MIDI Slider opcodes with table output

kflag   slider8table  ichan, ioutTable, ioffset, ictlnum1, imin1, imax1, init1, ifn1, .... , \
ictlnum8, imin8, imax8, init8, ifn8

kflag   slider16table ichan, ioutTable, ioffset, ictlnum1, imin1, imax1, init1, ifn1, .... , \
ictlnum16, imin16, imax16, init16, ifn16

kflag   slider32table ichan, ioutTable, ioffset, ictlnum1, imin1, imax1, init1, ifn1, .... , \
ictlnum32, imin32, imax32, init32, ifn32

kflag   slider64table ichan, ioutTable, ioffset, ictlnum1, imin1, imax1, init1, ifn1, .... , \
ictlnum64, imin64, imax64, init64, ifn64

kflag   slider8tablef ichan, ioutTable, ioffset, ictlnum1, imin1, imax1, init1, ifn1, icutoff1, .... , \
ictlnum8, imin8, imax8, init8, ifn8, icutoff8

kflag   slider16tablef ichan, ioutTable, ioffset, ictlnum1, imin1, imax1, init1, ifn1, icutoff1, .... , \
ictlnum16, imin16, imax16, init16, ifn16, icutoff16

kflag   slider32tablef ichan, ioutTable, ioffset, ictlnum1, imin1, imax1, init1, ifn1, icutoff1, .... , \
ictlnum32, imin32, imax32, init32, ifn32, icutoff32

kflag   slider64tablef ichan, ioutTable, ioffset, ictlnum1, imin1, imax1, init1, ifn1, icutoff1, .... , \
ictlnum64, imin64, imax64, init64, ifn64, icutoff64

DESCRIPTION

MIDI slider control banks. The output is tored into a table.

.INTIALIZATION

ichan - midi channel (1-16)
ioutputTable – number of the table that will contain the output
ioffset – output table offset. A zero means that the output of the first slider will affect the first table element.
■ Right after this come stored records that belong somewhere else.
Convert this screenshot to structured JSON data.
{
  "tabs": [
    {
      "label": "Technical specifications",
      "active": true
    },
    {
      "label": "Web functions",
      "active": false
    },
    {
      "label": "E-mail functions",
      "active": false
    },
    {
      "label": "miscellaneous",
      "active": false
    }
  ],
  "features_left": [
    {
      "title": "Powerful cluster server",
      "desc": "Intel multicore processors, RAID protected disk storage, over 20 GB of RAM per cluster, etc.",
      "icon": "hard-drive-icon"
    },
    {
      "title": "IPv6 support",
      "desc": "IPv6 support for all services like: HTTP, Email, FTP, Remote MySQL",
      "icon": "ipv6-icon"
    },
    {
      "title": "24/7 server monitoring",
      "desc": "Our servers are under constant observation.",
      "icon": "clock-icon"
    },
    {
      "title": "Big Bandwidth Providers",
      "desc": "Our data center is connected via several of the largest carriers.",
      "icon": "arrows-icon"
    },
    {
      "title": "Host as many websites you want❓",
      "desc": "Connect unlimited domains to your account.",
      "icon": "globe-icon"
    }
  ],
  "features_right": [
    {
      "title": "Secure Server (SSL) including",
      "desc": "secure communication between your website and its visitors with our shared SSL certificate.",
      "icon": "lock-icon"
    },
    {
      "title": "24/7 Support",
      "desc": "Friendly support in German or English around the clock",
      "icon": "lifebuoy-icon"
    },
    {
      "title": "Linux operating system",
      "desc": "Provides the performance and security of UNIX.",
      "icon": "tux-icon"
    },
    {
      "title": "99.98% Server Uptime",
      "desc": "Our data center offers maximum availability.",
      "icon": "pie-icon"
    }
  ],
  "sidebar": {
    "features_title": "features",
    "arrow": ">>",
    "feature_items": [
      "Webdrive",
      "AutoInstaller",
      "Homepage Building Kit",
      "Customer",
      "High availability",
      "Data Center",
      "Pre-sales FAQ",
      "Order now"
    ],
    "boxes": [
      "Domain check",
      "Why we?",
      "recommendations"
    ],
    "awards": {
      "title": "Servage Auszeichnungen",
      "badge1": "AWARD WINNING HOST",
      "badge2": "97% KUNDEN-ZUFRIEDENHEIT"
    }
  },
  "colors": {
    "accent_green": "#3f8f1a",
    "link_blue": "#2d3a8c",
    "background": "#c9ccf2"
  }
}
A 10 meanse that the output of the first slieder will affect the 11th table element.
ictlnum1 ... ictlnum64 - midi control number
ictlno_msb1 .... ictlno_msb32 - midi control number (most significant byte)
ictlno_lsb1 .... ictlno_lsb32 - midi control number (less significant byte)
imin1 ... imin64 - minimum values for each controller
imax1 ... imax64 - maximum values for each controller
init1 ... init64 - inital value for each controller
ifn1 ... ifn64 - function table for conversion for each controller
icutoff1 ... icutoff64 - low pass filter frequency cutoff for each controller

PERFORMANCE

sliderNtable and sliderNtablef are banks of MIDI controller, very similar to  sliderN and sliderNf family of opcodes (see their manual for more information), The actual difference is that the output is not stored to k-rate variables, but to a table, denoted by the ioutTable argument. It is possible to define a starting index in order to use the same table for more than one slider bank (or other purposes).

It is possible to use these opcdes together with FLslidBnk2Setk and FLslidBnk2, in this case you can synchronize the position of the MIDI values to the position of the FLTK valuator widgets of FLslidBnk2. Notice that you have to specify the same min/max values as well the linear/exponential responses in both sliderNtable(f) and FLslidBnk2. The exception is when using table-indexed response instead of a lin/exp response. In this case, in order to achieve a useful result, the table-indexed response and actual min/max values must be set only in FLslidBnk2, whereas, in sliderNtable(f), you have to set a linear response and a minimum of zero and a maximum of one in all sliders.